Mobile communications devices have become an integral part of society over the last two decades. Indeed, more than eighty-two percent of Americans own a mobile communications device, for example, a cell phone. The typical mobile communications device includes an antenna, and a transceiver coupled to the antenna. The transceiver and the antenna cooperate to transmit and receive communications signals.

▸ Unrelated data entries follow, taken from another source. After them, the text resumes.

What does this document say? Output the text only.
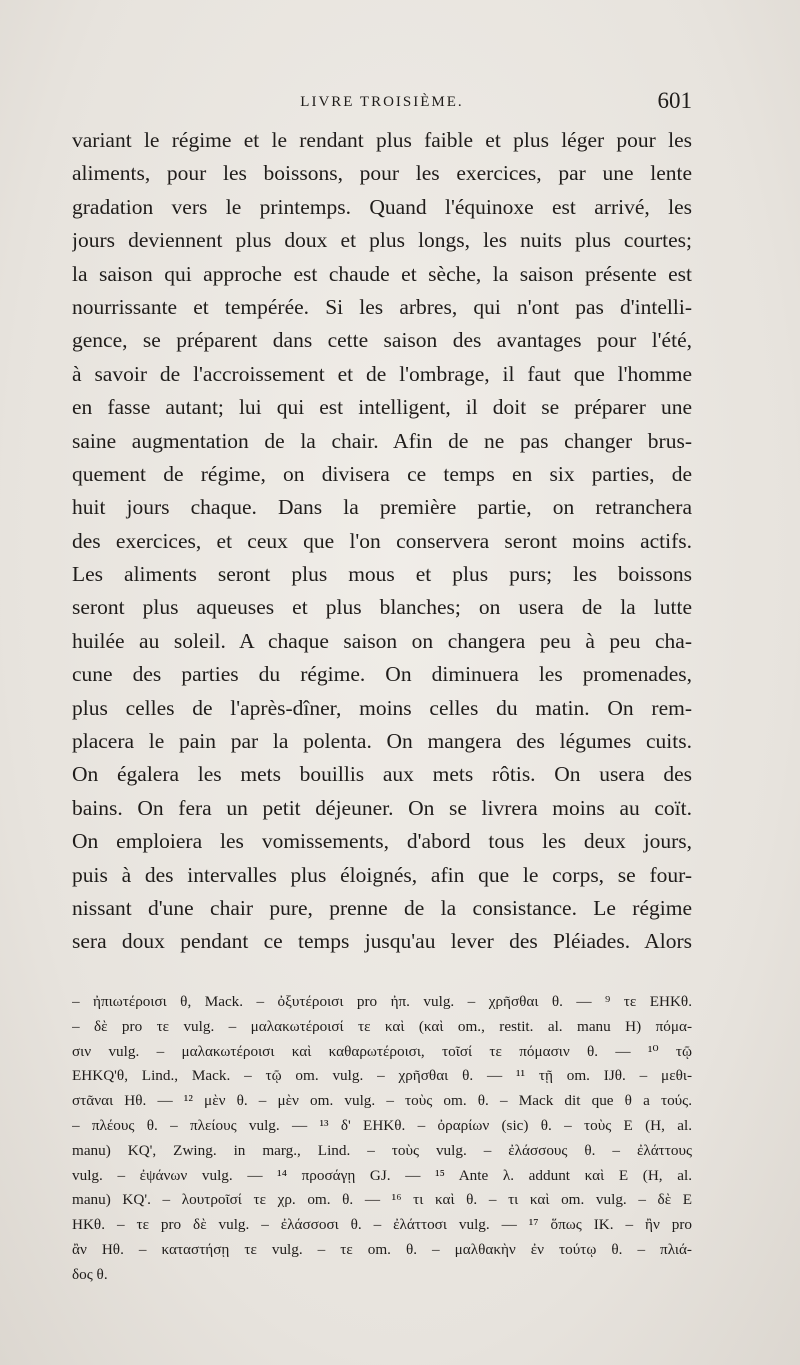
LIVRE TROISIÈME.	601
variant le régime et le rendant plus faible et plus léger pour les
aliments, pour les boissons, pour les exercices, par une lente
gradation vers le printemps. Quand l'équinoxe est arrivé, les
jours deviennent plus doux et plus longs, les nuits plus courtes;
la saison qui approche est chaude et sèche, la saison présente est
nourrissante et tempérée. Si les arbres, qui n'ont pas d'intelli-
gence, se préparent dans cette saison des avantages pour l'été,
à savoir de l'accroissement et de l'ombrage, il faut que l'homme
en fasse autant; lui qui est intelligent, il doit se préparer une
saine augmentation de la chair. Afin de ne pas changer brus-
quement de régime, on divisera ce temps en six parties, de
huit jours chaque. Dans la première partie, on retranchera
des exercices, et ceux que l'on conservera seront moins actifs.
Les aliments seront plus mous et plus purs; les boissons
seront plus aqueuses et plus blanches; on usera de la lutte
huilée au soleil. A chaque saison on changera peu à peu cha-
cune des parties du régime. On diminuera les promenades,
plus celles de l'après-dîner, moins celles du matin. On rem-
placera le pain par la polenta. On mangera des légumes cuits.
On égalera les mets bouillis aux mets rôtis. On usera des
bains. On fera un petit déjeuner. On se livrera moins au coït.
On emploiera les vomissements, d'abord tous les deux jours,
puis à des intervalles plus éloignés, afin que le corps, se four-
nissant d'une chair pure, prenne de la consistance. Le régime
sera doux pendant ce temps jusqu'au lever des Pléiades. Alors
– ἠπιωτέροισι θ, Mack. – ὀξυτέροισι pro ἠπ. vulg. – χρῆσθαι θ. — ⁹ τε EHKθ.
– δὲ pro τε vulg. – μαλακωτέροισί τε καὶ (καὶ om., restit. al. manu H) πόμα-
σιν vulg. – μαλακωτέροισι καὶ καθαρωτέροισι, τοῖσί τε πόμασιν θ. — ¹⁰ τῷ
EHKQ'θ, Lind., Mack. – τῷ om. vulg. – χρῆσθαι θ. — ¹¹ τῇ om. IJθ. – μεθι-
στᾶναι Hθ. — ¹² μὲν θ. – μὲν om. vulg. – τοὺς om. θ. – Mack dit que θ a τούς.
– πλέους θ. – πλείους vulg. — ¹³ δ' EHKθ. – ὀραρίων (sic) θ. – τοὺς E (H, al.
manu) KQ', Zwing. in marg., Lind. – τοὺς vulg. – ἐλάσσους θ. – ἐλάττους
vulg. – ἐψάνων vulg. — ¹⁴ προσάγῃ GJ. — ¹⁵ Ante λ. addunt καὶ E (H, al.
manu) KQ'. – λουτροῖσί τε χρ. om. θ. — ¹⁶ τι καὶ θ. – τι καὶ om. vulg. – δὲ E
HKθ. – τε pro δὲ vulg. – ἐλάσσοσι θ. – ἐλάττοσι vulg. — ¹⁷ ὅπως IK. – ἢν pro
ἂν Hθ. – καταστήσῃ τε vulg. – τε om. θ. – μαλθακὴν ἐν τούτῳ θ. – πλιά-
δος θ.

Before transmission, the typical mobile communications device modulates digital data onto an analog signal. As will be readily appreciated by the skilled person, there is a plurality of modulations available for most applications. Some particularly advantageous modulations include, for example, continuous phase modulation (CPM). The constant envelope characteristics of this modulation provide for lower energy demands on the power amplifier of mobile communications devices, for example, by reducing the peak-to-average power ratio (PAPR), increasing average transmit power (providing greater transmission range), and increasing amplifier efficiency, i.e. allowing the use of non-linear amplifiers such as Class C amplifiers. Moreover, CPM provides for efficient use of available bandwidth.
A potential drawback of CPM modulations, for example, Gaussian Minimum-shift keying (GMSK), is the use of the inherent memory of the modulation when demodulating/decoding the waveform in order to obtain good demodulator performance. When the mobile communications device receives a transmitted signal which uses a modulation with memory, the decoder uses not only the current signal portion to demodulate but in addition uses information from previous signal portions, i.e. memory, to demodulate the current signal. In other words, the phase of the transmitted signal is dependent on previous signaling intervals. Decoding modulations with memory increases the computational and memory demands on the transceiver, i.e. a maximum likelihood sequence estimator (MLSE) is typically used to demodulate modulations with memory, thereby increasing the complexity of the device, which may be undesirable in a limited power compact mobile device. More so, when the received signal has a multipath component to it, the size of the MLSE trellis structure used to demodulate the signal grows exponentially, which may make practical implementation in a mobile communications device difficult.
Digital communications theory has undergone a significant transformation in the last two decades due mainly to the discovery of iterative codes. Serially concatenated iterative codes are composed of two forward error correction (FEC) codes that are separated by a random interleaver. The outer code can be recursive or non-recursive in nature, but the inner code must be recursive in order for there to be interleaver gains when soft information is exchanged between the two codes. An approach investigated by several researchers was the possibility of using CPM waveforms as rate 1 recursive inner codes and combining them with simple convolutional FEC outer codes. Researchers showed that this approach could achieve close to Shannon performance.
When serially concatenated codes, which use CPM waveforms as the inner code, are used on multipath fading channels, the complexity of the inner MLSE soft-input soft-output (SISO) algorithms can be quite high, especially when the decoder must iterate several times between the inner CPM/Multipath SISO and the outer FEC SISO. This is due to the fact that CPM waveforms may require a MLSE for proper demodulation of the waveform, and the additional requirement of handling multipath further may increase the size of the MLSE in an exponential manner.
Most SISO algorithms, for example, the BCJR algorithm, may require forward and backward recursions on the trellis the algorithms operate on, i.e. inner CPM/Multipath trellis or outer FEC trellis, before computing the extrinsic information which will be provided to the other SISO device, for example, inner SISO device generates extrinsic information for outer SISO device. Both forward and backward recursions require the computation of independent path metrics for each direction. In an effort to reduce the trellis structure of SISO decoders, some approaches include reducing the number of states in the trellis, i.e. reduced state trellis. For example, U.S. Pat. No. 7,096,412 to Chen et al. discloses a reduced complexity iterative decoding method. Nevertheless, the forward/backward SISO computation of the reduced states and survivor paths can still represent a serious computational workload for the receiver device, especially in mobile applications.